I refer to the Louth County Hospital, which is about to close for all intents and purposes. It will not close completely. The doors will be open and it will deal with some endoscopies, minor procedures and cuts and bruises but it will deal with nothing serious. We were promised a minor injuries unit in the Louth County Hospital but I will not hold my breath for that to happen because I do not believe it. However, if it does take place, no service will be adequate to replace what has been in place for 50 years now, that is, a proper, functioning accident and emergency service.
The people in Meath, especially in the Navan area, need to know that the services of Our Lady's Hospital, Navan are already being run down and it will be closed as well. There is a slow burn in place and those working there have already been put on notice that re-configuration will take place. The people who use that hospital will have to travel a substantial distance for health care.

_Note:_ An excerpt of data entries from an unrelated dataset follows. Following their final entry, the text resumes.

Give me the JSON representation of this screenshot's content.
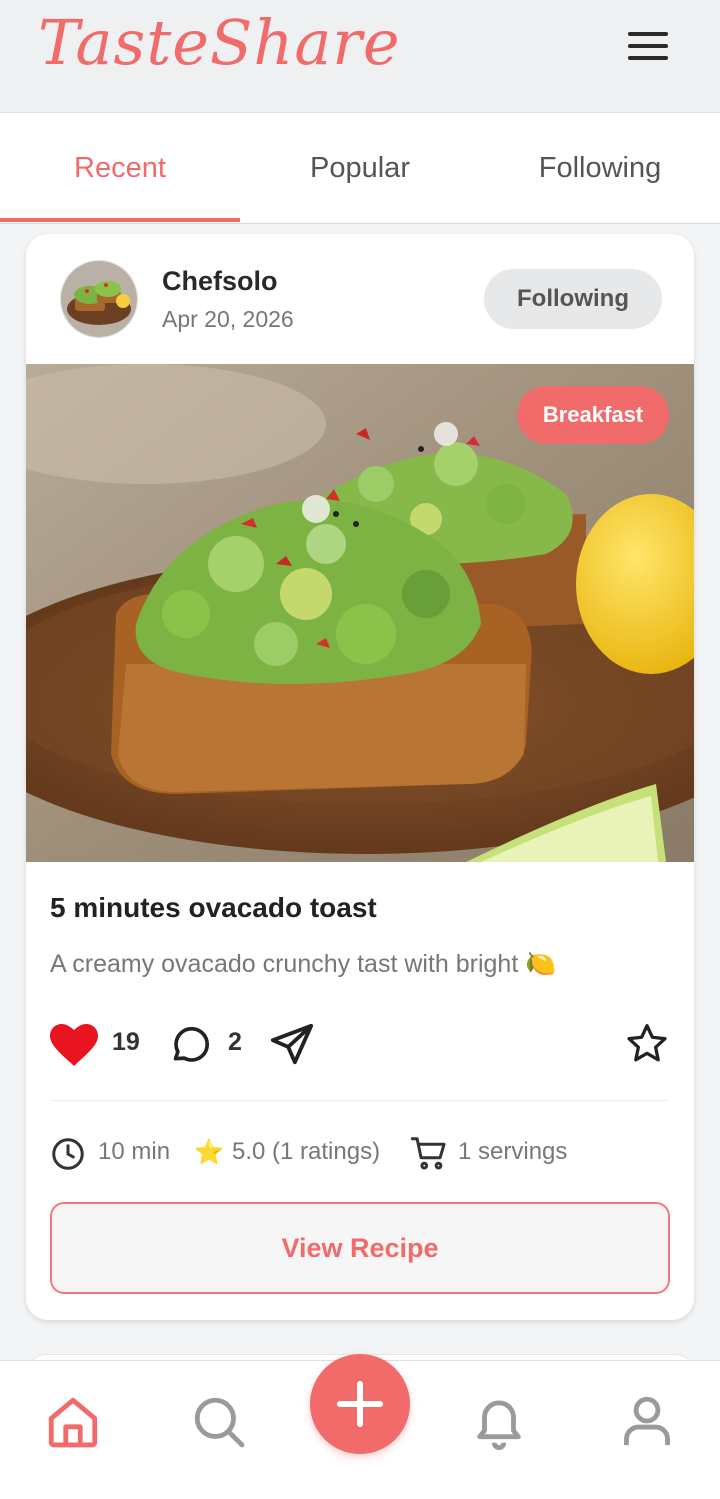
{
  "app": {
    "title": "TasteShare"
  },
  "colors": {
    "accent": "#f26b6b",
    "heart": "#e8141f",
    "star": "#f5c21a"
  },
  "tabs": [
    {
      "label": "Recent",
      "active": true
    },
    {
      "label": "Popular",
      "active": false
    },
    {
      "label": "Following",
      "active": false
    }
  ],
  "post": {
    "author": "Chefsolo",
    "date": "Apr 20, 2026",
    "follow_label": "Following",
    "category": "Breakfast",
    "title": "5 minutes ovacado toast",
    "description": "A creamy ovacado crunchy tast with bright 🍋",
    "likes": "19",
    "comments": "2",
    "liked": true,
    "bookmarked": false,
    "time": "10 min",
    "rating_icon": "⭐",
    "rating": "5.0 (1 ratings)",
    "servings": "1 servings",
    "view_label": "View Recipe"
  },
  "bottom_nav": [
    {
      "icon": "home-icon",
      "active": true
    },
    {
      "icon": "search-icon",
      "active": false
    },
    {
      "icon": "plus-icon",
      "active": false
    },
    {
      "icon": "bell-icon",
      "active": false
    },
    {
      "icon": "user-icon",
      "active": false
    }
  ]
}
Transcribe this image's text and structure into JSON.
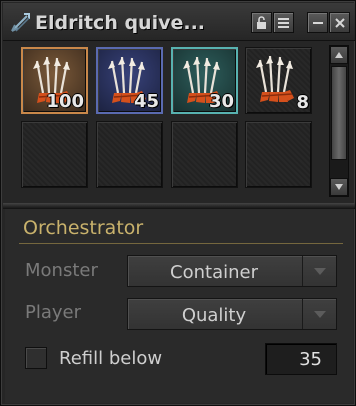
{
  "window": {
    "title": "Eldritch quive..."
  },
  "inventory": {
    "slots": [
      {
        "count": "100",
        "rarity": "orange"
      },
      {
        "count": "45",
        "rarity": "blue"
      },
      {
        "count": "30",
        "rarity": "teal"
      },
      {
        "count": "8",
        "rarity": "none"
      },
      {
        "count": "",
        "rarity": "empty"
      },
      {
        "count": "",
        "rarity": "empty"
      },
      {
        "count": "",
        "rarity": "empty"
      },
      {
        "count": "",
        "rarity": "empty"
      }
    ],
    "item_icon": "arrow-bundle-icon"
  },
  "orchestrator": {
    "title": "Orchestrator",
    "monster_label": "Monster",
    "monster_value": "Container",
    "player_label": "Player",
    "player_value": "Quality",
    "refill_label": "Refill below",
    "refill_value": "35",
    "refill_checked": false
  },
  "colors": {
    "accent_gold": "#c9b26c",
    "rarity_orange": "#c9884a",
    "rarity_blue": "#5a6ab0",
    "rarity_teal": "#58b2b0"
  }
}
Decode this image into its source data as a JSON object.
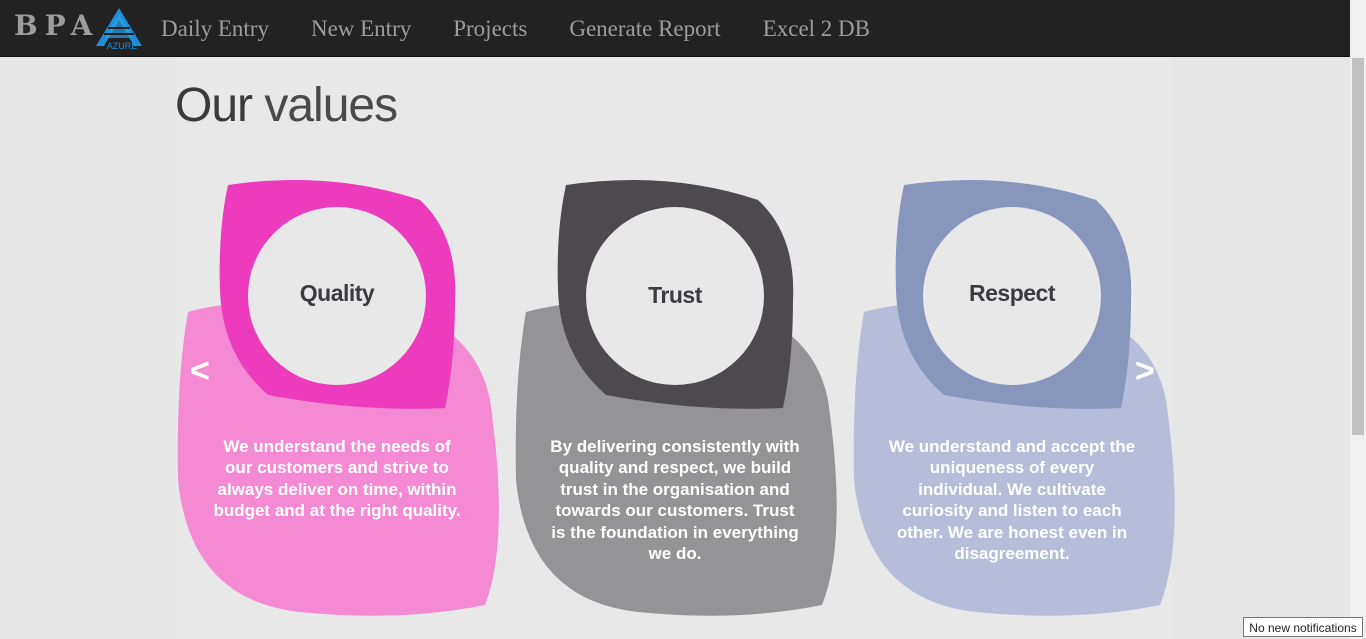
{
  "navbar": {
    "brand": "BPA",
    "logo_text": "AZURE",
    "links": [
      "Daily Entry",
      "New Entry",
      "Projects",
      "Generate Report",
      "Excel 2 DB"
    ]
  },
  "page": {
    "heading_bold": "Our",
    "heading_light": "values"
  },
  "values": [
    {
      "title": "Quality",
      "description": "We understand the needs of our customers and strive to always deliver on time, within budget and at the right quality.",
      "accent_color": "#ec3bbd",
      "back_color": "#f489d4"
    },
    {
      "title": "Trust",
      "description": "By delivering consistently with quality and respect, we build trust in the organisation and towards our customers. Trust is the foundation in everything we do.",
      "accent_color": "#4d4a4f",
      "back_color": "#949395"
    },
    {
      "title": "Respect",
      "description": "We understand and accept the uniqueness of every individual. We cultivate curiosity and listen to each other. We are honest even in disagreement.",
      "accent_color": "#8895bd",
      "back_color": "#b5bdd8"
    }
  ],
  "carousel": {
    "prev_label": "<",
    "next_label": ">"
  },
  "notification": "No new notifications"
}
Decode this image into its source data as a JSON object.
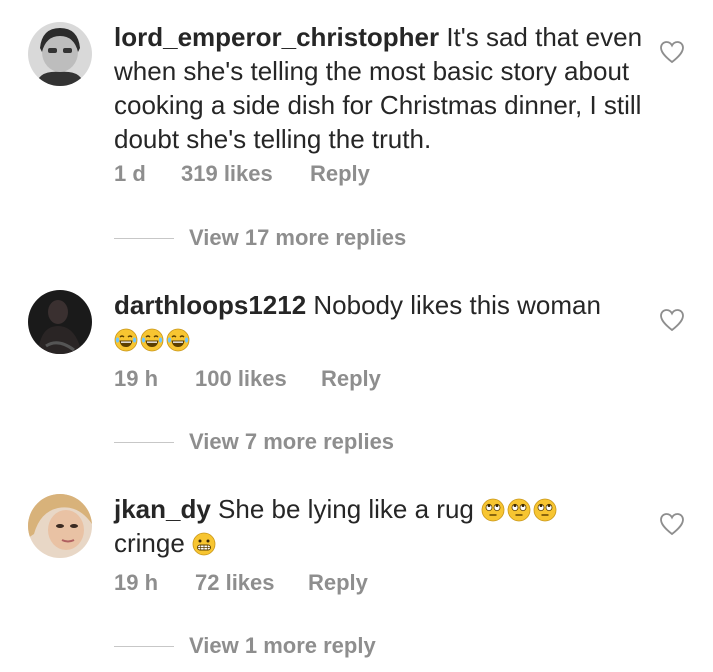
{
  "comments": [
    {
      "username": "lord_emperor_christopher",
      "text": " It's sad that even when she's telling the most basic story about cooking a side dish for Christmas dinner, I still doubt she's telling the truth.",
      "time": "1 d",
      "likes": "319 likes",
      "reply": "Reply",
      "view_replies": "View 17 more replies"
    },
    {
      "username": "darthloops1212",
      "text": " Nobody likes this woman",
      "emojis": [
        "laughing-tears-emoji",
        "laughing-tears-emoji",
        "laughing-tears-emoji"
      ],
      "time": "19 h",
      "likes": "100 likes",
      "reply": "Reply",
      "view_replies": "View 7 more replies"
    },
    {
      "username": "jkan_dy",
      "text": " She be lying like a rug ",
      "text2": "cringe ",
      "emojis": [
        "eye-roll-emoji",
        "eye-roll-emoji",
        "eye-roll-emoji"
      ],
      "emojis2": [
        "grimacing-emoji"
      ],
      "time": "19 h",
      "likes": "72 likes",
      "reply": "Reply",
      "view_replies": "View 1 more reply"
    }
  ],
  "colors": {
    "text": "#262626",
    "meta": "#8e8e8e",
    "emoji": "#f7c531"
  }
}
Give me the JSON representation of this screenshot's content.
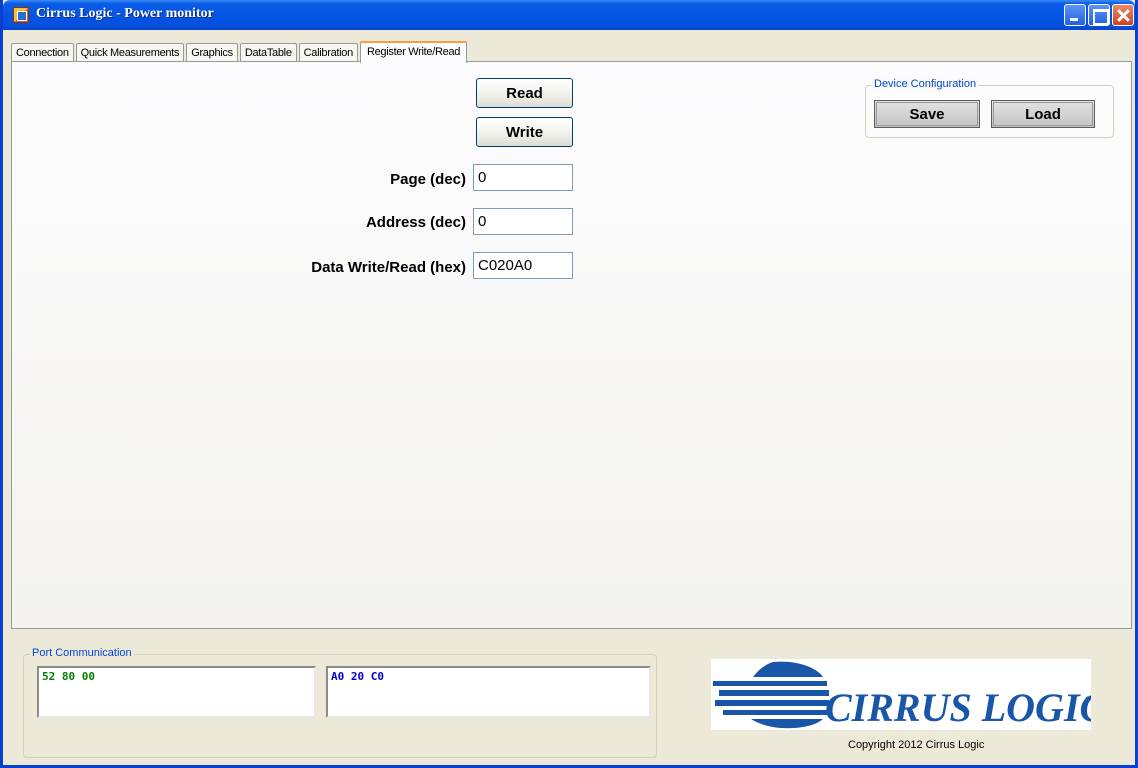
{
  "window": {
    "title": "Cirrus Logic - Power monitor"
  },
  "tabs": [
    {
      "label": "Connection"
    },
    {
      "label": "Quick Measurements"
    },
    {
      "label": "Graphics"
    },
    {
      "label": "DataTable"
    },
    {
      "label": "Calibration"
    },
    {
      "label": "Register Write/Read",
      "active": true
    }
  ],
  "register": {
    "read_label": "Read",
    "write_label": "Write",
    "page_label": "Page (dec)",
    "page_value": "0",
    "address_label": "Address (dec)",
    "address_value": "0",
    "data_label": "Data Write/Read (hex)",
    "data_value": "C020A0"
  },
  "device_config": {
    "title": "Device Configuration",
    "save_label": "Save",
    "load_label": "Load"
  },
  "port": {
    "title": "Port Communication",
    "tx": "52 80 00",
    "rx": "A0 20 C0",
    "tx_color": "#008000",
    "rx_color": "#0000cc"
  },
  "logo": {
    "text": "CIRRUS LOGIC",
    "color": "#1a56a8"
  },
  "copyright": "Copyright 2012 Cirrus Logic"
}
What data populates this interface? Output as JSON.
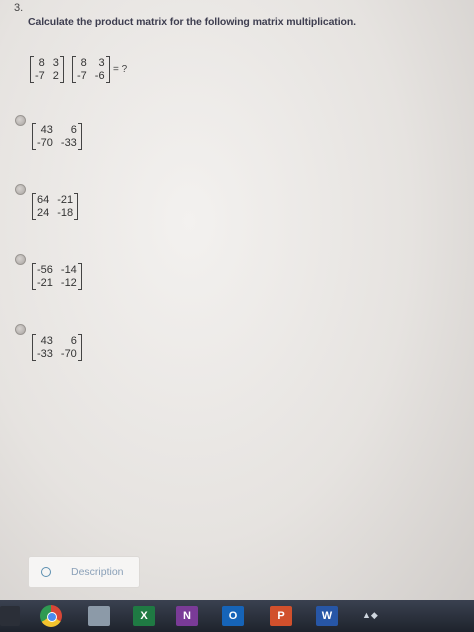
{
  "question": {
    "number": "3.",
    "text": "Calculate the product matrix for the following matrix multiplication.",
    "matrix_a": [
      "8",
      "3",
      "-7",
      "2"
    ],
    "matrix_b": [
      "8",
      "3",
      "-7",
      "-6"
    ],
    "equals": "= ?"
  },
  "options": [
    {
      "values": [
        "43",
        "6",
        "-70",
        "-33"
      ]
    },
    {
      "values": [
        "64",
        "-21",
        "24",
        "-18"
      ]
    },
    {
      "values": [
        "-56",
        "-14",
        "-21",
        "-12"
      ]
    },
    {
      "values": [
        "43",
        "6",
        "-33",
        "-70"
      ]
    }
  ],
  "description_button": {
    "label": "Description"
  },
  "taskbar": {
    "icons": [
      "windows-icon",
      "chrome-icon",
      "file-explorer-icon",
      "excel-icon",
      "onenote-icon",
      "outlook-icon",
      "powerpoint-icon",
      "word-icon"
    ],
    "excel_letter": "X",
    "onenote_letter": "N",
    "outlook_letter": "O",
    "powerpoint_letter": "P",
    "word_letter": "W"
  }
}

I intend to use my last two minutes to say it is a shame, not only on this Government and its Ministers, but on every Member who votes in favour of the Government. It is scandalous that, time after time, certain backbenchers get up and walk through the lobbies and vote for this policy which is grinding down our health service. The Minister for Health and Children is somewhat like an absentee landlord. She shows up here once in a blue moon but has shown no diligence, interest or enthusiasm for the position she holds. She should go. In fact, she should be sacked and put out the door for neglect of the service. Similarly, the Government should be told to go as well. I look forward to an early general election to give the people an opportunity to give an answer to this Government once and for all and to say to it "No more". It should turn this policy around to give a proper health care service to everyone in the State not only to the millionaires who can afford it, but to the ordinary people wherever they come from. People should have reasonable access to a proper health service no matter what the size of their bank account.